MENJADI PETARUNG TANGGUH DI TENGAH COVID-19
(Refleksi Kelulusan Anak Didik Indonesia )
Oleh: Aris Adi Leksono*
Setiap pimpinan lembaga pendidikan pasti berkeinginan kuat untuk membawa madrasahnya maju dan bermutu. Begitu pula wali kelas dan gurunya pasti memiliki mimpi yang sama. Salah satu indikatornya, mereka ingin peserta didiknya lulus dengan nilai terbaik, diterima pada jenjang pendidikan berikutnya dengan mudah, serta dalam katagori “unggul”. Benarkah semua itu? tentu asumsi tersebut hanya perspektif positif penulis. Kebenarannya masih harus diuji dan dibuktikan secara nyata.
Semua lembaga pendidikan, sejak awal tahun pelajaran sudah secara intensif mempersiapkan ujian akhir anak-anaknya. Semua usahanya tidak ada lain, ingin memiliki lulusan yang unggul dan mampu meneruskan ke jenjang pendidikan berikutnya yang lebih baik. Paling tidak langkahnya dimulai dengan membangun sinergi antara pimpinan, komite, orang tua, guru dan yang paling penting adalah peserta didik. Bisa jadi sinergi itu benar-benar berjalan atau hanya “lipstik” pemanis bibir. Atau mungkin sedang berusaha sekuat tenaga untuk menuju tujuan dan hasil sinergi. Tentu hanya dia, mungkin kita atau tuhan yang tau. “sinergi yang berimplikasi pada energi”.

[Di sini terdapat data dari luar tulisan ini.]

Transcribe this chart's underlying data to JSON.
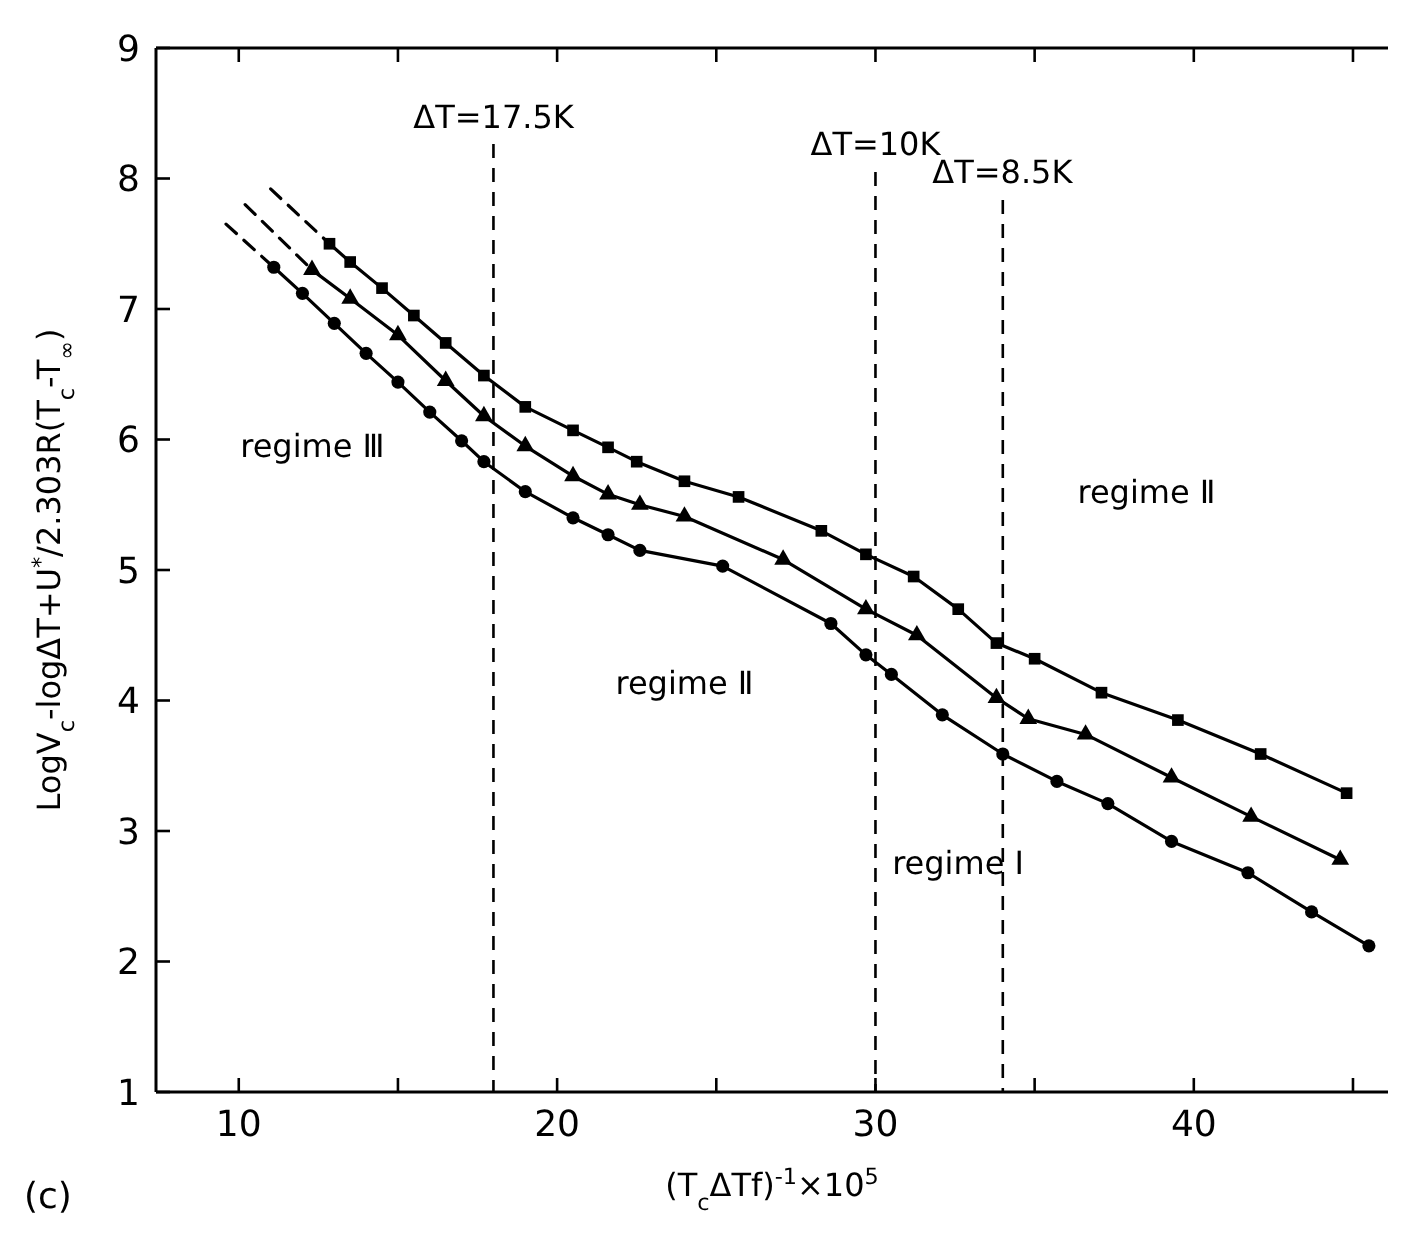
{
  "chart_data": {
    "type": "line",
    "xlabel": "(T$_{c}$ΔTf)$^{-1}$×10$^{5}$",
    "ylabel": "LogV$_{c}$-logΔT+U$^{*}$/2.303R(T$_{c}$-T$_{∞}$)",
    "xlim": [
      7.4,
      46.1
    ],
    "ylim": [
      1,
      9
    ],
    "xticks": [
      10,
      {
        "value": 15,
        "label": null
      },
      20,
      {
        "value": 25,
        "label": null
      },
      30,
      {
        "value": 35,
        "label": null
      },
      40,
      {
        "value": 45,
        "label": null
      }
    ],
    "yticks": [
      1,
      2,
      3,
      4,
      5,
      6,
      7,
      8,
      9
    ],
    "grid": false,
    "series": [
      {
        "color": "#000000",
        "marker": "square",
        "line_style": "solid",
        "x": [
          12.85,
          13.5,
          14.5,
          15.5,
          16.5,
          17.7,
          19,
          20.5,
          21.6,
          22.5,
          24.0,
          25.7,
          28.3,
          29.7,
          31.2,
          32.6,
          33.8,
          35.0,
          37.1,
          39.5,
          42.1,
          44.8
        ],
        "values": [
          7.5,
          7.36,
          7.16,
          6.95,
          6.74,
          6.49,
          6.25,
          6.07,
          5.94,
          5.83,
          5.68,
          5.56,
          5.3,
          5.12,
          4.95,
          4.7,
          4.44,
          4.32,
          4.06,
          3.85,
          3.59,
          3.29
        ]
      },
      {
        "color": "#000000",
        "marker": "triangle",
        "line_style": "solid",
        "x": [
          12.3,
          13.5,
          15,
          16.5,
          17.7,
          19,
          20.5,
          21.6,
          22.6,
          24.0,
          27.1,
          29.7,
          31.3,
          33.8,
          34.8,
          36.6,
          39.3,
          41.8,
          44.6
        ],
        "values": [
          7.3,
          7.08,
          6.8,
          6.45,
          6.18,
          5.95,
          5.72,
          5.58,
          5.5,
          5.41,
          5.08,
          4.7,
          4.5,
          4.02,
          3.86,
          3.74,
          3.41,
          3.11,
          2.78
        ]
      },
      {
        "color": "#000000",
        "marker": "circle",
        "line_style": "solid",
        "x": [
          11.1,
          12,
          13,
          14,
          15,
          16,
          17,
          17.7,
          19,
          20.5,
          21.6,
          22.6,
          25.2,
          28.6,
          29.7,
          30.5,
          32.1,
          34.0,
          35.7,
          37.3,
          39.3,
          41.7,
          43.7,
          45.5
        ],
        "values": [
          7.32,
          7.12,
          6.89,
          6.66,
          6.44,
          6.21,
          5.99,
          5.83,
          5.6,
          5.4,
          5.27,
          5.15,
          5.03,
          4.59,
          4.35,
          4.2,
          3.89,
          3.59,
          3.38,
          3.21,
          2.92,
          2.68,
          2.38,
          2.12
        ]
      },
      {
        "color": "#000000",
        "marker": "none",
        "line_style": "dashed",
        "x": [
          11.0,
          12.85
        ],
        "values": [
          7.92,
          7.5
        ]
      },
      {
        "color": "#000000",
        "marker": "none",
        "line_style": "dashed",
        "x": [
          10.2,
          12.3
        ],
        "values": [
          7.8,
          7.3
        ]
      },
      {
        "color": "#000000",
        "marker": "none",
        "line_style": "dashed",
        "x": [
          9.6,
          11.1
        ],
        "values": [
          7.65,
          7.32
        ]
      }
    ],
    "ref_lines": [
      {
        "axis": "x",
        "value": 18,
        "line_style": "dashed",
        "color": "#000000"
      },
      {
        "axis": "x",
        "value": 30,
        "line_style": "dashed",
        "color": "#000000"
      },
      {
        "axis": "x",
        "value": 34,
        "line_style": "dashed",
        "color": "#000000"
      }
    ],
    "annotations": [
      "regime Ⅲ",
      "regime Ⅱ",
      "regime Ⅰ",
      "regime Ⅱ",
      "ΔT=17.5K",
      "ΔT=10K",
      "ΔT=8.5K",
      "(c)"
    ]
  }
}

Senirgi pimpinan, wali kelas dan guru bisa jadi ukurannya dengan menyusun program untuk sukses ujian, meliputi; bimbingan intensif, percepatan penyelesaian materi, pendalaman materi, klinik, try out, bimbingan mental, bimbingan spiritual, dll. Sinergi madrasah dan orang tua bisa jadi dalam bentuk dukungan pembiayaan, laporan perkembangan, bimbingan di rumah, membangun motivasi sukses untuk anaknya, dll. Mungkin realisasi program-program tersebut 100%, tapi apakah dampaknya 100% pula kepada peserta didik?, ini masih perlu dikroscek lebih dalam lagi, serta dibuktikan melalui keberhasilan hasil ujian akhir peserta didik.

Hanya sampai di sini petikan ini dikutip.